Brains vs. computers: Efficiency comparison
The bitter lesson of AI implies that progress in artificial intelligence can be almost entirely attributed to increases in compute power. In light of this observation, it would be interesting to do an up-to-date comparison of raw compute power of human brain and commercially available computers.
These estimates are very rough. I didn't bother narrowing margin of error below one order of magnitude and I guess that's not even possible due to our limited understanding of human brain. The numbers presented here are therefore good enough only for measuring differences on logarithmic scale, i.e. in orders of magnitude.
Human brain
Memory
Human brain contains about 86G neurons (I will use standard K/M/G/T/P units to avoid confusion between short and long scale). Typical neuron has thousands of synapses. Total number of synapses in the brain is estimated between 100T and 500T. Every synapse has several kinds of short-term and long-term memory, so at least several bytes per synapse. Total raw memory capacity of the brain is therefore likely to be at least 1 PB.
Compute
Computation in the brain is mostly tied to synapses in one way or another. Synapses aren't just dumb plugs connecting neurons. Synapses are tiny molecular circuits that perform some amount of computation, for example desensitization and plasticity. It is not known how much computation synapses perform, but it's certainly at least several floating-point operations per spike. I have heard wildly higher estimates for molecular computation, but let's use this conservative estimate. Spiking patterns vary, but it is fairly safe to assume that average firing rate is at least 10Hz. Putting this together with the estimate of 100-500T synapses in the brain, we can roughly estimate raw compute power of human brain to be at least 10 PFLOPS.
Bandwidth
Since synapses have to be in the vicinity of the axon supplying them, brain effectively has a kind of locality of reference. It is similar to cache line or disk block in computers, but synapses afford a degree of freedom in local addressing. We will measure bandwidth in firing synapses rather than firing axons for the same reasons bandwidth in computers is measured in B/s rather than in blocks per second. Every spike is worth several bits, assuming timing of spikes is somewhat important. Global (axon-mediated) bandwidth is therefore at least 1 PB/s. This does not include synapse-local and intra-neuron bandwidth.
Computers
Computers come in many sizes. To make the comparison fair, let's consider only performance that can fit in brain's 20W power envelope.
Memory
DRAM specs rarely mention power draw. Crucial site caps it at 3W per 8GB. We could probably cram 64GB in 10W by picking from the latest modules. SSDs do not consume any power at rest, so the only limit is cost. Largest reasonably priced SSDs can store 10 TB.
Compute
Tensor cores on Nvidia H100 are spec'd for about 10 TFLOPS per watt (FP8). If we spend 10W of our power budget on compute, that's 100 TFLOPS.
Bandwidth
Memory bandwidth varies by type of memory (L1-L3 cache, HBM memory, SSD). For high locality models, L2 cache throughput is relevant. Assuming the above mentioned H100 has cache fast enough to keep its tensor cores busy, we can estimate 100 TB/s from L2 cache within 10W power budget.
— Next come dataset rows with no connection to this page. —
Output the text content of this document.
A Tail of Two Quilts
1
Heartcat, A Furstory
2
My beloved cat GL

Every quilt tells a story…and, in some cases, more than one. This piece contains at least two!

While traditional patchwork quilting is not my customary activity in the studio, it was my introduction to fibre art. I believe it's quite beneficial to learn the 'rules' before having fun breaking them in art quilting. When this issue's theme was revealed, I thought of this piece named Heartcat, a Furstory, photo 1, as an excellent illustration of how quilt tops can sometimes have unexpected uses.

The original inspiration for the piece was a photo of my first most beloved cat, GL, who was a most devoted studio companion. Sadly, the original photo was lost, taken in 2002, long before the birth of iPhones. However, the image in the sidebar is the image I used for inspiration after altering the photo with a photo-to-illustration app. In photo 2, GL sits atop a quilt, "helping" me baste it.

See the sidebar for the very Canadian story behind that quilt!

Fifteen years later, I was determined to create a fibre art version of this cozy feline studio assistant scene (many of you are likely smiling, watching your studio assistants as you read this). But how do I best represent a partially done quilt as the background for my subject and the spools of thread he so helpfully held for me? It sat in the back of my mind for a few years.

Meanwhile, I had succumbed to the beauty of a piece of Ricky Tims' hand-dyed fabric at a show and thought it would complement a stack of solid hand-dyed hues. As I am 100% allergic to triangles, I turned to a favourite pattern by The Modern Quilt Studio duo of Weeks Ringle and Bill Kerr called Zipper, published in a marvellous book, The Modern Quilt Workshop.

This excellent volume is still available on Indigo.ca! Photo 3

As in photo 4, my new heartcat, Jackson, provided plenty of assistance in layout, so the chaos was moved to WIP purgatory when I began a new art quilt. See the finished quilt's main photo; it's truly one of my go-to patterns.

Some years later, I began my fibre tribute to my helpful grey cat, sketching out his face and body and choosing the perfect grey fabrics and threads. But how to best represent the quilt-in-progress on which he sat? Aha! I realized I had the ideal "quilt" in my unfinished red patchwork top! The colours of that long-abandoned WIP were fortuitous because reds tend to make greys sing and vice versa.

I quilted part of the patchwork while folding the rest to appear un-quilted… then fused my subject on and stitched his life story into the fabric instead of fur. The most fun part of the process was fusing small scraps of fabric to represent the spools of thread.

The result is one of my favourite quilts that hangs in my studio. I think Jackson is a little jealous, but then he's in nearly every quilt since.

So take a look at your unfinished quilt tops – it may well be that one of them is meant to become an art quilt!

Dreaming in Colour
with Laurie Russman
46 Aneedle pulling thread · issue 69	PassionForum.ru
The problem with computers however is that they have relatively few processing units operating at high frequency, so they end up being limited by speed of fetching weights from memory. They cheat by reusing weights, which reduces neural networks to matrix-matrix multiplications, which cost N3 in computations but only N2 in RAM accesses. If weight reuse is not possible (like in the brain), bandwidth is limited by HBM or even SSD, which are unlikely to provide more than 1 TB/s or 1 GB/s respectively within 10W budget.
Comparison
Brain wins in every category by several orders of magnitude:
- Memory: 100x (SSD) to 1,500x (RAM)
- Compute: 100x
- Bandwidth: 10x (L2 cache) through 1,000x (HBM) to 1,000,000x (SSD)
Since increases in hardware performance are slow and they are getting slower as we approach physical limits, it will probably take several decades for computers to catch up with human brain. Meantime, it is possible to approximate raw performance of human brain by wasting about 20kW on a GPU cluster.